JERUSALEM - Israel's powerful defense minister on Thursday said his Labor Party would lead a motion to dissolve parliament later this month, stepping up pressure on the ruling Kadima Party to replace Prime Minister Ehud Olmert as he battles a corruption scandal.
Defense Minister Ehud Barak, whose Labor Party is Kadima's main coalition partner, has previously threatened to topple the government if Olmert didn't step aside. But Thursday's threat to take parliamentary action on June 25 was the first time he had set a deadline for Kadima to act.
"We prefer governmental stability to elections," Barak told his party on Thursday. "But the way things look now, we will join - in fact, lead - a proposal to dissolve parliament on June 25."
Israeli police are investigating hundreds of thousands of dollars in donations given to Olmert in the years before he became prime minister in 2006. Olmert has denied any wrongdoing and promised to resign if indicted.

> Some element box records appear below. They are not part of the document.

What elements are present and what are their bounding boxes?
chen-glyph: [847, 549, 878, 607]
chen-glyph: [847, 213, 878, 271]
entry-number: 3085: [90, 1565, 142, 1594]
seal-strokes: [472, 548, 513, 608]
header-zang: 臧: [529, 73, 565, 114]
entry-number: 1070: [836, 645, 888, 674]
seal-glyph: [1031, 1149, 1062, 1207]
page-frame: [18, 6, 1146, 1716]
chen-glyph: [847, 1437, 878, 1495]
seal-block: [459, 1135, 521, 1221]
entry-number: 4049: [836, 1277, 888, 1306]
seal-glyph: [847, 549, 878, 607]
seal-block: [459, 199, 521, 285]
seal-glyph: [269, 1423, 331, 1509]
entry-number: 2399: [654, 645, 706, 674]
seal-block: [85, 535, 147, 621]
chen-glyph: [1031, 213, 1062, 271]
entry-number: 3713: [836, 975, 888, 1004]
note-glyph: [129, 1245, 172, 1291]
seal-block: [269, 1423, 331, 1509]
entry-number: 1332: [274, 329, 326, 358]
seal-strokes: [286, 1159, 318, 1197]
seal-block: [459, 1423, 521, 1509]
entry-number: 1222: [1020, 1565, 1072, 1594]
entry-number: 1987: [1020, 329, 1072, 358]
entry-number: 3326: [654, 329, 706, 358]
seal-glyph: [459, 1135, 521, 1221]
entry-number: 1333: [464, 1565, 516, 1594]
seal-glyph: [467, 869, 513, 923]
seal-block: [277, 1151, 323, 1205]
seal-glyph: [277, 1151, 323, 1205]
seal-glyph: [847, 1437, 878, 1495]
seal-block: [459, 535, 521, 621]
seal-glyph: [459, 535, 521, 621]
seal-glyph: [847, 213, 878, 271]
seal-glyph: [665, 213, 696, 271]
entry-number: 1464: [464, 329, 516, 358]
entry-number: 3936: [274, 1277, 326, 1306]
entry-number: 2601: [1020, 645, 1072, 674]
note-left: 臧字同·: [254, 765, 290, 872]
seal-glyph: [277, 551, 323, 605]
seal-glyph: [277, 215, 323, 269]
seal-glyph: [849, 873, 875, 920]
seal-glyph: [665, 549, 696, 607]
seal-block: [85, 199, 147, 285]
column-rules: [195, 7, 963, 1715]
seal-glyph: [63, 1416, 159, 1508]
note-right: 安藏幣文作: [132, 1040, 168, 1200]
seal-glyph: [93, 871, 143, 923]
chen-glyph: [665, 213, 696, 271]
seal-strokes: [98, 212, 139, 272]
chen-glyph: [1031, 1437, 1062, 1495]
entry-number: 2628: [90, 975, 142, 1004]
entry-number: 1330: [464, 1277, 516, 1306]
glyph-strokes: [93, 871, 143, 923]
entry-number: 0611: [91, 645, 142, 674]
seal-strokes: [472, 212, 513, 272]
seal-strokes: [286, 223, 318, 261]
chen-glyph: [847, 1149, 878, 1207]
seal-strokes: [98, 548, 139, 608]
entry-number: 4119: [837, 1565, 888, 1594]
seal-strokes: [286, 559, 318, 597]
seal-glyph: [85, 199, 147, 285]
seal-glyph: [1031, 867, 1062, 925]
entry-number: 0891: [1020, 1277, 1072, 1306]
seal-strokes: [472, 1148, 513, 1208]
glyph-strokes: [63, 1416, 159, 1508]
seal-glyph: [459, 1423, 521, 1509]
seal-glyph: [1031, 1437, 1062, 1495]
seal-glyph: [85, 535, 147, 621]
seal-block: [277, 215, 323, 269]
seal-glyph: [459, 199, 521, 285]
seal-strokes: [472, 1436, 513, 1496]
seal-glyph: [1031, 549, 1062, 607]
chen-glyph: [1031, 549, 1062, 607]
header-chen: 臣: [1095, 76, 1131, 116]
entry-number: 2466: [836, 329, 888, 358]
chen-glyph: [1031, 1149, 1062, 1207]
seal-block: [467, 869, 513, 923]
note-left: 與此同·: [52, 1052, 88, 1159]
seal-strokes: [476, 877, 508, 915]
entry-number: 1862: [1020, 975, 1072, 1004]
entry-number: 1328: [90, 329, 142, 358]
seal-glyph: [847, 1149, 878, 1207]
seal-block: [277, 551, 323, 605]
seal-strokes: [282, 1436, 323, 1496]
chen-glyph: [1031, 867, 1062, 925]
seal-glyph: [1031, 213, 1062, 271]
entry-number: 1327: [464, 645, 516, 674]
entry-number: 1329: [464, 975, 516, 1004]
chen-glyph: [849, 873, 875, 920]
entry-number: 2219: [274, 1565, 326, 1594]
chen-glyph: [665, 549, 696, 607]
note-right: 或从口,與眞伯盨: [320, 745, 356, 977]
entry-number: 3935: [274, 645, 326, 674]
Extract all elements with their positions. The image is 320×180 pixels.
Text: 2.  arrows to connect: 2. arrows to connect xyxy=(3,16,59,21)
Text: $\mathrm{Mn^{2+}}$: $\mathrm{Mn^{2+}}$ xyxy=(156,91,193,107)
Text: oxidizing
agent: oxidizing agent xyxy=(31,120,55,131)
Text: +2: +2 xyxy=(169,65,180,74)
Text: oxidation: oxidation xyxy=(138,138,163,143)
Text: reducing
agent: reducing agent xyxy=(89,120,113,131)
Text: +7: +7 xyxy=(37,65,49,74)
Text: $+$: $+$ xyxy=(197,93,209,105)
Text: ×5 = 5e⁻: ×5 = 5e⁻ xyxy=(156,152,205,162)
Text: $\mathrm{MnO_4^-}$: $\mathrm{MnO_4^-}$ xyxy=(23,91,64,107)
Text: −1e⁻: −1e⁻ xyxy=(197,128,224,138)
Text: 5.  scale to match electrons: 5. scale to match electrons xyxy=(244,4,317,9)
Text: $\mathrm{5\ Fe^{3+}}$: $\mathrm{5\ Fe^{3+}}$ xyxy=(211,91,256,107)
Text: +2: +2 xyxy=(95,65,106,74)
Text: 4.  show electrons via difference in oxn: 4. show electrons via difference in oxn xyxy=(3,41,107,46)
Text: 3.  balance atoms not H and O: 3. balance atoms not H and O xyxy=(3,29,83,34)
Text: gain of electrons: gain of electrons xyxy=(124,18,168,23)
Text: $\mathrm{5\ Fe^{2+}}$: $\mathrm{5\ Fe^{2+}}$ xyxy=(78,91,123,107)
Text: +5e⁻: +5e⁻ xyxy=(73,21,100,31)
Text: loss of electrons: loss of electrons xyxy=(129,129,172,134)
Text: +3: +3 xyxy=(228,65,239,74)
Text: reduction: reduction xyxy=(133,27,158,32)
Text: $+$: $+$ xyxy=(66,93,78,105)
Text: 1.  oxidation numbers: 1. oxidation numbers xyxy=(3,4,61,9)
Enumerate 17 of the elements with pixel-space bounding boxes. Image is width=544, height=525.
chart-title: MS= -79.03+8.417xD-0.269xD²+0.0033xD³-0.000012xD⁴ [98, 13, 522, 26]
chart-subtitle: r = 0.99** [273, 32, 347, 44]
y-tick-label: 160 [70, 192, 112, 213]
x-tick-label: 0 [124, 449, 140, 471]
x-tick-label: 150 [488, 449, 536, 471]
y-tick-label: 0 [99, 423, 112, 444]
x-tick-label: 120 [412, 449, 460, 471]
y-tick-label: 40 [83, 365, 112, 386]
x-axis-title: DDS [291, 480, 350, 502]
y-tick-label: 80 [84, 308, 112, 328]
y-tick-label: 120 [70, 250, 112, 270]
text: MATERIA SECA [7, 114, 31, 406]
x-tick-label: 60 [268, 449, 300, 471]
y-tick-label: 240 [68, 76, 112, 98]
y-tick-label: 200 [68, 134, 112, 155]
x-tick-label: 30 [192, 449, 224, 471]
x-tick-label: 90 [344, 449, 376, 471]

However, he has faced growing calls to resign since the key witness in the case, a Jewish American businessman, testified last month that he had delivered some $150,000 in cash-stuffed envelopes to Olmert, in part to pay for the lavish tastes of the Israeli politician.
A number of opposition parties have already said they plan to submit motions to dissolve parliament. With Labor's support, the motion stands a far greater chance of passing. Labor is Kadima's main coalition partner, and Olmert's government would lose its parliamentary majority without it.
Dismantling parliament likely would mean moving up elections, now scheduled for late 2010. Barak has said he would keep Labor in the government if Kadima replaced Olmert as party leader.
Kadima has agreed to start readying for a leadership primary, though no date has been set. But that apparently did not satisfy Barak, a former prime minister with an eye on reclaiming his old job.
The June 25 vote would not decide Olmert's political future, but it would be a barometer of parliament's sentiment. Any bill to dissolve parliament would later have to be put to three parliamentary votes.
Olmert spokesman Mark Regev had no comment on Barak's remarks. But Kadima lawmaker Tzahi Hanegbi, who is helping to set plans for a party primary, told Army Radio that "the die is cast. We're going to elections."
Polls show that Olmert's top rival in Kadima, Foreign Minister Tzipi Livni, is popular with the public. But if elections were to be held today, most surveys would hand the premiership to Benjamin Netanyahu of the opposition Likud Party, who opposes the sweeping territorial concessions that any peace deal with the Palestinians would require.